Les Britanniques pourraient devoir attendre dix ans pour conclure un accord de libre échange avec les Etats-Unis s'ils décident de quitter l'Union européenne, a déclaré dimanche Barack Obama en lançant un dernier appel en faveur du maintien du Royaume-Uni au sein de l'UE.

Avant de s'envoler pour l'Allemagne, le président américain a passé les trois derniers jours à Londres à demander aux Britanniques de voter "oui" au maintien dans l'UE lors du référendum du 3 juin prochain sur la question.

"Il pourrait se passer cinq ans, dix ans à partir d'aujourd'hui, avant que nous puissions être capables de pouvoir faire quelque chose", a déclaré le chef de la Maison blanche à la BBC qui l'interrogeait sur les perspectives d'un accord commercial entre le Royaume-Uni et les Etats-Unis après une sortie de l'UE.
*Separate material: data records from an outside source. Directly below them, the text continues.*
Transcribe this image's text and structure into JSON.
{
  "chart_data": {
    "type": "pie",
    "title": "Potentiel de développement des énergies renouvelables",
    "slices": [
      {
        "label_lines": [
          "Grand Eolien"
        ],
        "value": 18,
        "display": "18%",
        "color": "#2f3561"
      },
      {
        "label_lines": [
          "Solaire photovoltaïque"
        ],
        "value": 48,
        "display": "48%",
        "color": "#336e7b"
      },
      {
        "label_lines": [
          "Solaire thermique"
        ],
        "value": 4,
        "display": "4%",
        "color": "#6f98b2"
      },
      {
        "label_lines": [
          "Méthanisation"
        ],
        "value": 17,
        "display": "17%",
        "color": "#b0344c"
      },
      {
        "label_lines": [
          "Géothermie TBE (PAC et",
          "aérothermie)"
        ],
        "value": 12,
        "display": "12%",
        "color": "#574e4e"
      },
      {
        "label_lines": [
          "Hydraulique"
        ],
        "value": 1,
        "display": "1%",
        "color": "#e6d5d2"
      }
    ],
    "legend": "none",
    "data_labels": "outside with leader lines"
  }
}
Ces commentaires vont dans le même sens que ceux tenus vendredi quand le président américain a dit que le Royaume-Uni pourrait se retrouver "en queue de peloton" pour conclure un accord commercial avec les Etats-Unis en cas de Brexit.
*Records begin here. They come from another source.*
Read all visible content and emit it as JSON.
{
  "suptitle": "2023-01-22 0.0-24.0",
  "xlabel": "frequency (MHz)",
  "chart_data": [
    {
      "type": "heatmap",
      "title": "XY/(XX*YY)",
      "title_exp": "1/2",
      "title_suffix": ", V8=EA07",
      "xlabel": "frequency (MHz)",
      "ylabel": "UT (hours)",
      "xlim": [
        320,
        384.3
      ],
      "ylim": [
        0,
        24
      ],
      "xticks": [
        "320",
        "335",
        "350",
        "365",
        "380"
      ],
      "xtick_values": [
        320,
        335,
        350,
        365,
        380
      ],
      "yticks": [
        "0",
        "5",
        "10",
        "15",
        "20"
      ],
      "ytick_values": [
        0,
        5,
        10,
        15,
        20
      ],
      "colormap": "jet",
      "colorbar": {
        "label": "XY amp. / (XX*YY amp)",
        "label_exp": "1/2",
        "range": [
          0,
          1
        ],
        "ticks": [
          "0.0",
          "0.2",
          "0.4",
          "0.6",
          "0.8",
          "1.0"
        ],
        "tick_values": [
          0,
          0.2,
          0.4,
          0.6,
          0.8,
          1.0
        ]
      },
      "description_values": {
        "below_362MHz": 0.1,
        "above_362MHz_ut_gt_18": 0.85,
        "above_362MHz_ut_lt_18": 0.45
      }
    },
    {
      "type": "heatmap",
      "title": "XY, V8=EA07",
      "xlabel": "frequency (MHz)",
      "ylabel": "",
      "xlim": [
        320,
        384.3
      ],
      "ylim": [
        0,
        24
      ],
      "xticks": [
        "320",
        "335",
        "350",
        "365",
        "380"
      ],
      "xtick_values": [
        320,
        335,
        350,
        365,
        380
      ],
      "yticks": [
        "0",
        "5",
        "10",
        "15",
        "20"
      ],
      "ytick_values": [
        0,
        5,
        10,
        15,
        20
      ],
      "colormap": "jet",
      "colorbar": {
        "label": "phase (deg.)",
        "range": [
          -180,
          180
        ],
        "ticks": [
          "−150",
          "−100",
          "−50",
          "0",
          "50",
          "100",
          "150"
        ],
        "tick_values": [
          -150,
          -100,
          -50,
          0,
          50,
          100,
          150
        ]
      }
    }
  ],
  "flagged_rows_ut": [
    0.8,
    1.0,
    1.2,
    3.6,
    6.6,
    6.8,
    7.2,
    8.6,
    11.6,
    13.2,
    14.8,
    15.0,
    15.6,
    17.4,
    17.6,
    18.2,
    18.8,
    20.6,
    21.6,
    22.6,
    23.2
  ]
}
La décision du dirigeant de la première puissance économique mondiale d'intervenir dans le débat sur le Brexit a suscité la colère des eurosceptiques qui font campagne pour le "non" au maintien dans l'UE.

Ceux qui sont pour le maintien se sont précipités pour ajouter le président américain sur le site internet de la campagne en faveur du "oui" sous le slogan "Obama pense que le Royaume-Uni est plus fort en Europe".
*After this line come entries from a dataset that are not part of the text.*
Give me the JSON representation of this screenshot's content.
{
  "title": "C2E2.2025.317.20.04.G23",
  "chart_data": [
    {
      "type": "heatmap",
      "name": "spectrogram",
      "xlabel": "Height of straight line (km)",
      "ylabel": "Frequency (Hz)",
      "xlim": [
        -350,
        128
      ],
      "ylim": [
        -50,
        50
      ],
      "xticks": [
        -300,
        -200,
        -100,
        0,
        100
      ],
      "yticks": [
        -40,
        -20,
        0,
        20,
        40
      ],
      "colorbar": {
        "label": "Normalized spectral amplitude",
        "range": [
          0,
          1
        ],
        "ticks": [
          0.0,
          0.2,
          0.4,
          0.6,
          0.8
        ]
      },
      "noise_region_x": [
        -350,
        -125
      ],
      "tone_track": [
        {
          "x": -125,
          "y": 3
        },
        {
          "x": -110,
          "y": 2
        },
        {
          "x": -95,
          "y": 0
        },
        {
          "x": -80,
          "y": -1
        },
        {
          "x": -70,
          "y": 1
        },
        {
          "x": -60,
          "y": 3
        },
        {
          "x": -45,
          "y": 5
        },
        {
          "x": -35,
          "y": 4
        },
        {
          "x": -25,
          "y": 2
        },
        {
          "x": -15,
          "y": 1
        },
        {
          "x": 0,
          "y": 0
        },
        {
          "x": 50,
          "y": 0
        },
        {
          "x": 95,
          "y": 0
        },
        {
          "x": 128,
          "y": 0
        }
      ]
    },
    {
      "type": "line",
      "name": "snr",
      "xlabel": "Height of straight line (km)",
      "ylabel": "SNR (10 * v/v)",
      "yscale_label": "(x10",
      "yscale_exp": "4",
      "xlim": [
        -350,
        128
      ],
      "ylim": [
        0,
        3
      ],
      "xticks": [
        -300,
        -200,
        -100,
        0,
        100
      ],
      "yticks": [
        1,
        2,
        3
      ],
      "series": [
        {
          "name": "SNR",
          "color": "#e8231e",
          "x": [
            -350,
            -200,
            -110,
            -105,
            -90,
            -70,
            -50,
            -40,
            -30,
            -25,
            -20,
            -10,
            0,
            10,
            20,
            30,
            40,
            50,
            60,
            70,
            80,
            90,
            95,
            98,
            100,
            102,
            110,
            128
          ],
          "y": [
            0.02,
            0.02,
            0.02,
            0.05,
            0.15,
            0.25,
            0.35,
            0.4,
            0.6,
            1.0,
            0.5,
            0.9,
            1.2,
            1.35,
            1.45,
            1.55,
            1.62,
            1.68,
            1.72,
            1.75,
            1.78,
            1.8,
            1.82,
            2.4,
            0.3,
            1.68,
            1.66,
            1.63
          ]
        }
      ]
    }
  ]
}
Hillary Clinton, qui espère être choisie par le parti démocrate pour être sa candidate à la succession de Barack Obama lors de l'élection présidentielle du 8 novembre prochain, s'est également dite pour un maintien du Royaume-Uni au sein de l'UE.

UNE CERTAINE INFLUENCE

Le maire de Londres Boris Johnson, qui a pris la tête des opposants au maintien, s'est montré très critique envers Obama.

"Il est ridicule de prévenir que le Royaume-Uni sera en queue (de peloton) pour un accord de libre-échange", a-t-il déclaré au Mail on Sunday. "Le Royaume-Uni n'a jamais pu conclure d'accord de libre-échange avec les Etats-Unis ces 43 dernières années - parce que nous sommes dans l'UE !"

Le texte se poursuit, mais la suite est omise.